Kannur: On August 16, 1949, a day after India celebrated its third Independence Day, hundreds of people gathered at the Raja's Upper Primary School in Chirakkal grama panchayat, a village 6km from Kannur town.
What happened on the school premises -- a 10-minute walk from Chirakkal Chira, a 15-acre artificial pond built by the erstwhile Chirakkal royal family -- made it to the history of Indian democracy. For the first time in India, a communist party was elected through voting to govern a local body.
The news was broadcast across Soviet Russia by Radio Moscow; and Chirakkal came to be known also as Moscow, according to a book called 'Cherucherikallu', which recounts the history of the village.
The Communist Party of India (CPI) won the election democratically, beating the Congress at a time when it was banned in India because of its call for an armed revolution (Calcutta Thesis) to overthrow the Jawaharlal Nehru-led Union government.
Chirakkal was ruled by the Kolathiri or Chirakkal dynasty since the 11th Century AD and was a political and economic rival to the Zamorins of Kozhikode. It became a handloom and textile hub. Four-time Chief Minister and Congress leader K Karunakaran was also born in Chirakkal in 1918.
Chirakkal was established as a gram panchayat in July 1949. A month after, local body elections were called for, according to 'Cherucherikallu', written by the late C H Balakrishnan 'Master', a school teacher who was the president of the panchayat in the 1990s.
Those days, only citizens above 21 years of age, who could read and write had the right to vote. Voting was not through ballot papers but by raising hands. Around 600 people turned up at the school to vote on August 16, 1949.
The government appointed village officer Chengalath Nanu Menon as the presiding officer. The proscribed Communist Party decided to field nine candidates but only seven agreed to contest the election.
Congress leaders 'Gandhi' Mukundan 'Master' and Pattarkandi Gopalan 'Master' objected to the candidature of the communists, alleging they were facing criminal cases in various police stations. Valapattanam sub-inspector Rayarappan Nair, responsible for the security bandobast, removed communist candidates K V Narayanan, Parayil Vasu and Kunhu Muhammed from the school grounds, and questioned them.

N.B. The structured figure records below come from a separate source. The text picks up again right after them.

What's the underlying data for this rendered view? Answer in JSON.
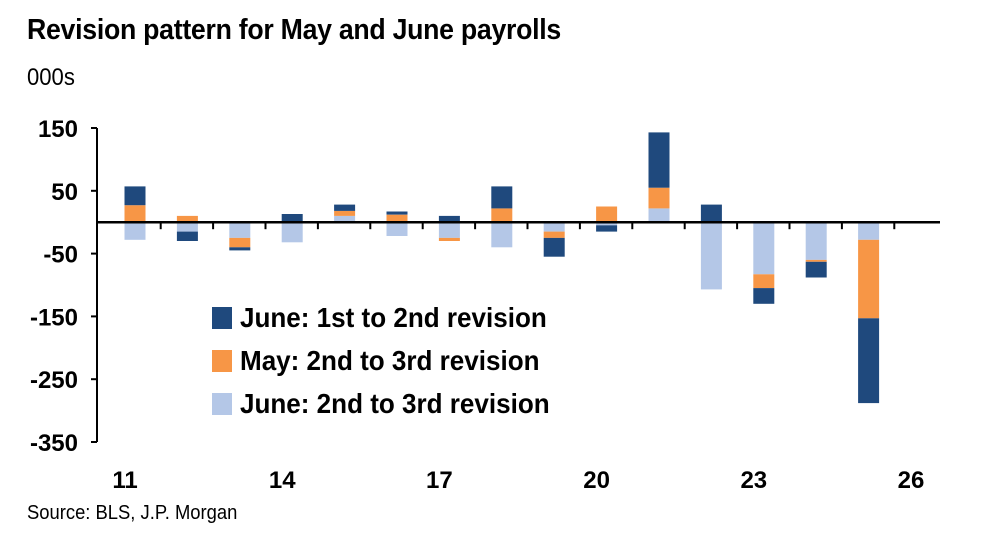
{
  "title": "Revision pattern for May and June payrolls",
  "unit_label": "000s",
  "source": "Source: BLS, J.P. Morgan",
  "chart_data": {
    "type": "bar",
    "stacked": true,
    "x": [
      11,
      12,
      13,
      14,
      15,
      16,
      17,
      18,
      19,
      20,
      21,
      22,
      23,
      24,
      25
    ],
    "x_tick_labels": [
      "11",
      "14",
      "17",
      "20",
      "23",
      "26"
    ],
    "x_tick_values": [
      11,
      14,
      17,
      20,
      23,
      26
    ],
    "xlim": [
      11,
      26
    ],
    "ylim": [
      -350,
      150
    ],
    "y_tick_labels": [
      "150",
      "50",
      "-50",
      "-150",
      "-250",
      "-350"
    ],
    "y_tick_values": [
      150,
      50,
      -50,
      -150,
      -250,
      -350
    ],
    "legend_position": "lower-left inside plot",
    "grid": false,
    "series": [
      {
        "name": "June: 2nd to 3rd revision",
        "color": "#b4c7e7",
        "values": [
          -28,
          -15,
          -25,
          -32,
          10,
          -22,
          -25,
          -40,
          -15,
          -5,
          22,
          -107,
          -83,
          -60,
          -28
        ]
      },
      {
        "name": "May: 2nd to 3rd revision",
        "color": "#f79646",
        "values": [
          27,
          10,
          -15,
          0,
          8,
          12,
          -5,
          22,
          -10,
          25,
          33,
          0,
          -22,
          -3,
          -125
        ]
      },
      {
        "name": "June: 1st to 2nd revision",
        "color": "#1f497d",
        "values": [
          30,
          -15,
          -5,
          13,
          10,
          5,
          10,
          35,
          -30,
          -10,
          88,
          28,
          -25,
          -25,
          -135
        ]
      }
    ],
    "legend_order": [
      "June: 1st to 2nd revision",
      "May: 2nd to 3rd revision",
      "June: 2nd to 3rd revision"
    ]
  }
}
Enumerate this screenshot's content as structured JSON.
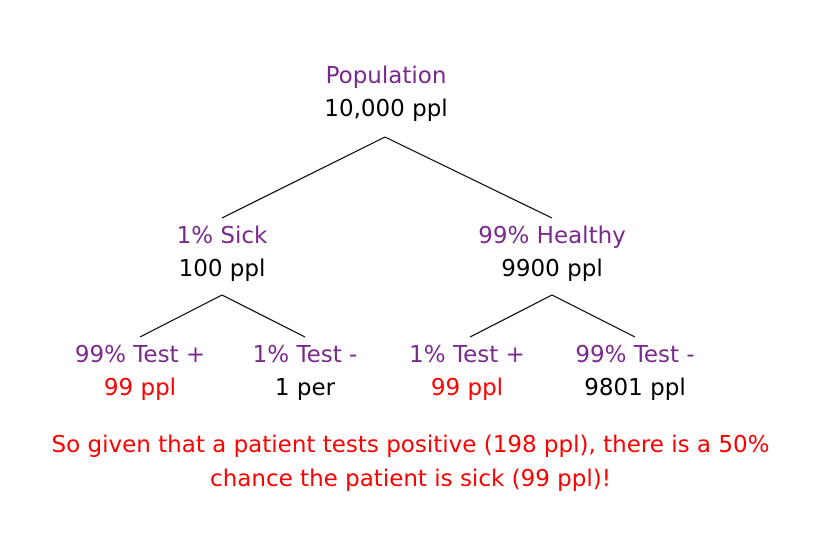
{
  "colors": {
    "label": "#7a2a8c",
    "count": "#000000",
    "highlight": "#ff0000",
    "edge": "#000000"
  },
  "tree": {
    "root": {
      "label": "Population",
      "count": "10,000 ppl"
    },
    "sick": {
      "label": "1% Sick",
      "count": "100 ppl",
      "test_positive": {
        "label": "99% Test +",
        "count": "99 ppl"
      },
      "test_negative": {
        "label": "1% Test -",
        "count": "1 per"
      }
    },
    "healthy": {
      "label": "99% Healthy",
      "count": "9900 ppl",
      "test_positive": {
        "label": "1% Test +",
        "count": "99 ppl"
      },
      "test_negative": {
        "label": "99% Test -",
        "count": "9801 ppl"
      }
    }
  },
  "conclusion": {
    "line1": "So given that a patient tests positive (198 ppl), there is a 50%",
    "line2": "chance the patient is sick (99 ppl)!"
  }
}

But the Congress leaders could not provide any documents related to the alleged case and presiding officer Menon ordered the police to let all the candidates in for the election. "The police had to allow the candidates to contest because of the unbiased approach of the election officials," Balakrishnan wrote.
In the election, around 500 of the 600 registered voters raised their hands for the seven communist candidates -- K P Narayanan, Parayil Vanu and Kunhu Muhammed, Theroth Onnakkan, K M Kunjonnakkan, T C Madan, and M C Nanu. The remaining five seats were won by Congress candidates T Kunhambu Nair (who owned Indian Textiles), Thaippurathu Kannan, V Karunakaran, C Prabhakaran Menon, and Chirakkal T Sreedharan Nair. They got only seven and nine votes.
The following day, i.e. on August 17, 1949, K V Narayanan was elected as the panchayat president and T C Madhavan, as the vice-president. They had no experience of governance, nor did the panchayat have an office. They ran the office from the terrace of an old building on Puthiya Theruvu. Congress member T Kunhambu Nair financially supported the panchayat in a big way, noted the panchayat president K V Narayanan in panchayat records.
However, three other Congress members, Prabhakaran Menon, V Karunakaran, and T Sreedharan Nair lost their membership in the panchayat board because they failed to attend board meetings. The first panchayat board's tenure ended on June 20, 1953. "Except for 1988, when the Congress won the panchayat election, Chirakkal always voted for the communist," said the present vice-president Anil Kumar P of the CPM.